א׳ בתשרי ה׳תשע״ז (October 3, 2016)

Bava Metzia 7a-b The Standard and the Essential

Up until this point in the discussion of how to rule when two people are both holding – and claiming ownership of – a single object, we have been dealing with things that can theoretically be divided between the two parties. Our Gemara brings a baraita that discusses a case where two people are holding onto a shetar – a legal document (in this case a promissory note) – where the lender claims that it is his and he had dropped the note and the borrower agrees that it had once been the lender’s but that now he had paid the debt and it belonged to him. The baraita quotes a disagreement in this case, with Rabbi Yehuda HaNasi ruling that the shetar should be examined by the courts to see if it is reliable and Rabban Shimon ben Gamliel arguing that the two people should divide the sum of money that is in doubt.

In reaction to the discussion that follows, Rabbi Elazar states that division would only make sense if they were both holding the tofes or the toref, but if one is holding the tofes and the other is holding the toref, each of them will be given the part that they are holding.

All legal documents are made up of two parts – the tofes, which is the standard language that applies in all cases, and the toref, which are the individualized parts of the documents, like the people’s names, and so forth.
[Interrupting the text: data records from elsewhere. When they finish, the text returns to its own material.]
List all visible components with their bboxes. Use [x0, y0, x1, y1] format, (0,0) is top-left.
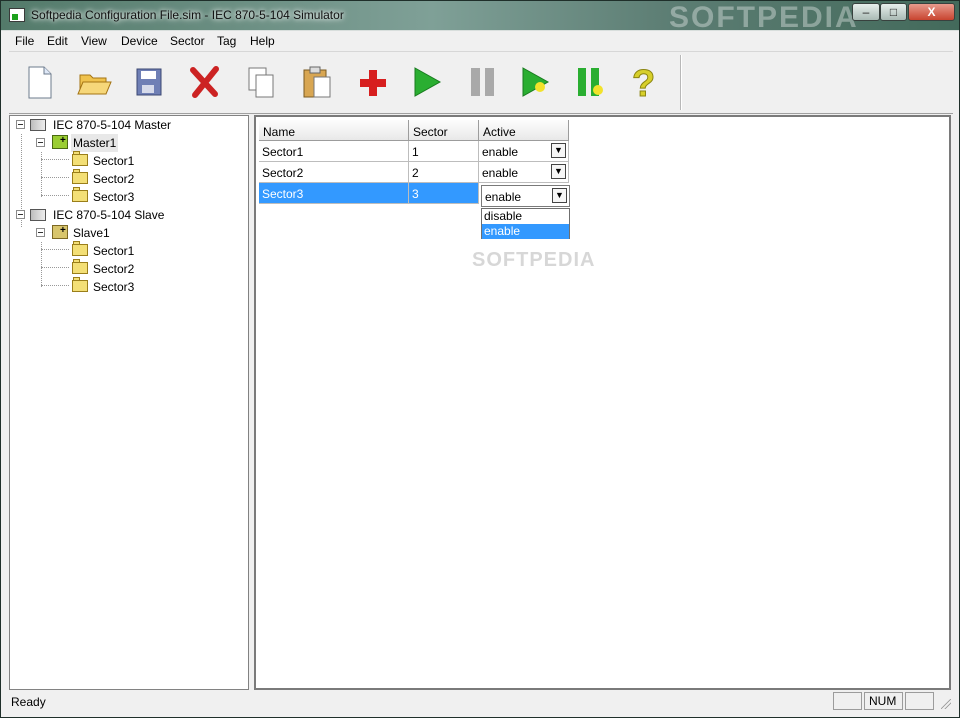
menu-file[interactable]: File	[15, 34, 34, 48]
dropdown-option-disable[interactable]: disable	[482, 209, 569, 224]
menu-sector[interactable]: Sector	[170, 34, 205, 48]
menu-bar: File Edit View Device Sector Tag Help	[9, 31, 953, 52]
tree-label-sector2: Sector2	[93, 172, 135, 186]
tree-pane: IEC 870-5-104 Master Master1 Sector1 Sec…	[9, 115, 249, 690]
resize-grip-icon[interactable]	[941, 699, 951, 709]
tree-label-sector1: Sector1	[93, 154, 135, 168]
tree-node-master-sector1[interactable]: Sector1	[10, 151, 240, 170]
status-panel-num: NUM	[864, 692, 903, 710]
dropdown-arrow-icon[interactable]: ▼	[552, 188, 567, 203]
play-all-icon[interactable]	[515, 60, 559, 104]
folder-icon	[72, 259, 88, 274]
active-dropdown-list[interactable]: disable enable	[481, 208, 570, 239]
plug-icon	[30, 209, 46, 221]
tree-node-master-sector2[interactable]: Sector2	[10, 169, 240, 188]
status-text: Ready	[11, 695, 46, 709]
active-value: enable	[482, 145, 519, 159]
plug-icon	[30, 119, 46, 131]
table-cell-sector[interactable]: 2	[409, 162, 479, 183]
status-bar: Ready NUM	[9, 691, 953, 711]
status-panel-empty	[833, 692, 862, 710]
data-grid-pane: SOFTPEDIA Name Sector Active Sector1 1 e…	[254, 115, 951, 690]
column-header-active[interactable]: Active	[479, 120, 569, 141]
minimize-button[interactable]: –	[852, 3, 880, 21]
dropdown-arrow-icon[interactable]: ▼	[551, 143, 566, 158]
active-combo-value: enable	[485, 190, 522, 204]
pause-icon[interactable]	[461, 60, 505, 104]
help-icon-glyph: ?	[632, 63, 655, 104]
toolbar: ?	[9, 52, 953, 114]
application-window: Softpedia Configuration File.sim - IEC 8…	[0, 0, 960, 718]
tree-label-slave: IEC 870-5-104 Slave	[53, 208, 165, 222]
table-cell-name[interactable]: Sector2	[259, 162, 409, 183]
tree-node-master1[interactable]: Master1	[10, 132, 240, 152]
copy-icon[interactable]	[239, 60, 283, 104]
folder-icon	[72, 241, 88, 256]
play-icon[interactable]	[405, 60, 449, 104]
menu-help[interactable]: Help	[250, 34, 275, 48]
menu-edit[interactable]: Edit	[47, 34, 68, 48]
folder-icon	[72, 187, 88, 202]
tree-label-sector3: Sector3	[93, 190, 135, 204]
title-bar[interactable]: Softpedia Configuration File.sim - IEC 8…	[1, 1, 959, 34]
table-cell-sector[interactable]: 3	[409, 183, 479, 204]
new-document-icon[interactable]	[17, 60, 61, 104]
save-disk-icon[interactable]	[127, 60, 171, 104]
tree-node-slave1[interactable]: Slave1	[10, 222, 240, 242]
collapse-icon[interactable]	[36, 228, 45, 237]
table-cell-active[interactable]: enable ▼	[479, 141, 569, 162]
table-cell-sector[interactable]: 1	[409, 141, 479, 162]
open-folder-icon[interactable]	[71, 60, 115, 104]
tree-label-sector1: Sector1	[93, 244, 135, 258]
pause-all-icon[interactable]	[569, 60, 613, 104]
add-icon[interactable]	[351, 60, 395, 104]
watermark-text: SOFTPEDIA	[669, 1, 859, 34]
tree-label-sector2: Sector2	[93, 262, 135, 276]
toolbar-separator	[680, 55, 682, 110]
device-icon	[52, 132, 68, 150]
active-combo[interactable]: enable ▼	[481, 185, 570, 207]
folder-icon	[72, 151, 88, 166]
dropdown-option-enable[interactable]: enable	[482, 224, 569, 239]
device-icon	[52, 222, 68, 240]
tree-node-slave-sector2[interactable]: Sector2	[10, 259, 240, 278]
menu-tag[interactable]: Tag	[217, 34, 236, 48]
paste-icon[interactable]	[295, 60, 339, 104]
tree-label-sector3: Sector3	[93, 280, 135, 294]
folder-icon	[72, 169, 88, 184]
column-header-name[interactable]: Name	[259, 120, 409, 141]
tree-label-slave1: Slave1	[73, 226, 110, 240]
help-icon[interactable]: ?	[623, 60, 667, 106]
folder-icon	[72, 277, 88, 292]
menu-device[interactable]: Device	[121, 34, 158, 48]
table-cell-name[interactable]: Sector3	[259, 183, 409, 204]
table-cell-active[interactable]: enable ▼	[479, 162, 569, 183]
status-panel-empty	[905, 692, 934, 710]
delete-icon[interactable]	[183, 60, 227, 104]
table-cell-name[interactable]: Sector1	[259, 141, 409, 162]
dropdown-arrow-icon[interactable]: ▼	[551, 164, 566, 179]
tree-node-master[interactable]: IEC 870-5-104 Master	[10, 116, 240, 134]
tree-label-master1: Master1	[71, 134, 119, 152]
active-value: enable	[482, 166, 519, 180]
maximize-button[interactable]: □	[880, 3, 907, 21]
collapse-icon[interactable]	[36, 138, 45, 147]
app-icon	[9, 8, 25, 22]
close-button[interactable]: X	[908, 3, 955, 21]
column-header-sector[interactable]: Sector	[409, 120, 479, 141]
collapse-icon[interactable]	[16, 120, 25, 129]
watermark: SOFTPEDIA	[472, 249, 596, 271]
tree-node-slave[interactable]: IEC 870-5-104 Slave	[10, 206, 240, 224]
tree-node-slave-sector1[interactable]: Sector1	[10, 241, 240, 260]
window-title: Softpedia Configuration File.sim - IEC 8…	[31, 8, 344, 22]
tree-node-master-sector3[interactable]: Sector3	[10, 187, 240, 206]
menu-view[interactable]: View	[81, 34, 107, 48]
tree-node-slave-sector3[interactable]: Sector3	[10, 277, 240, 296]
collapse-icon[interactable]	[16, 210, 25, 219]
tree-label-master: IEC 870-5-104 Master	[53, 118, 172, 132]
The word tofes stems from a Greek term meaning “stamp” or anything that is made using a single mold that is used over and over again. Sometimes the word matbe’a is used, which has a similar meaning. The word toref also likely has it roots in Greek, from a term meaning something that changes or is unstable. Aside from names and dates, the toref can also include special conditions that are applied to this particular situation or business deal.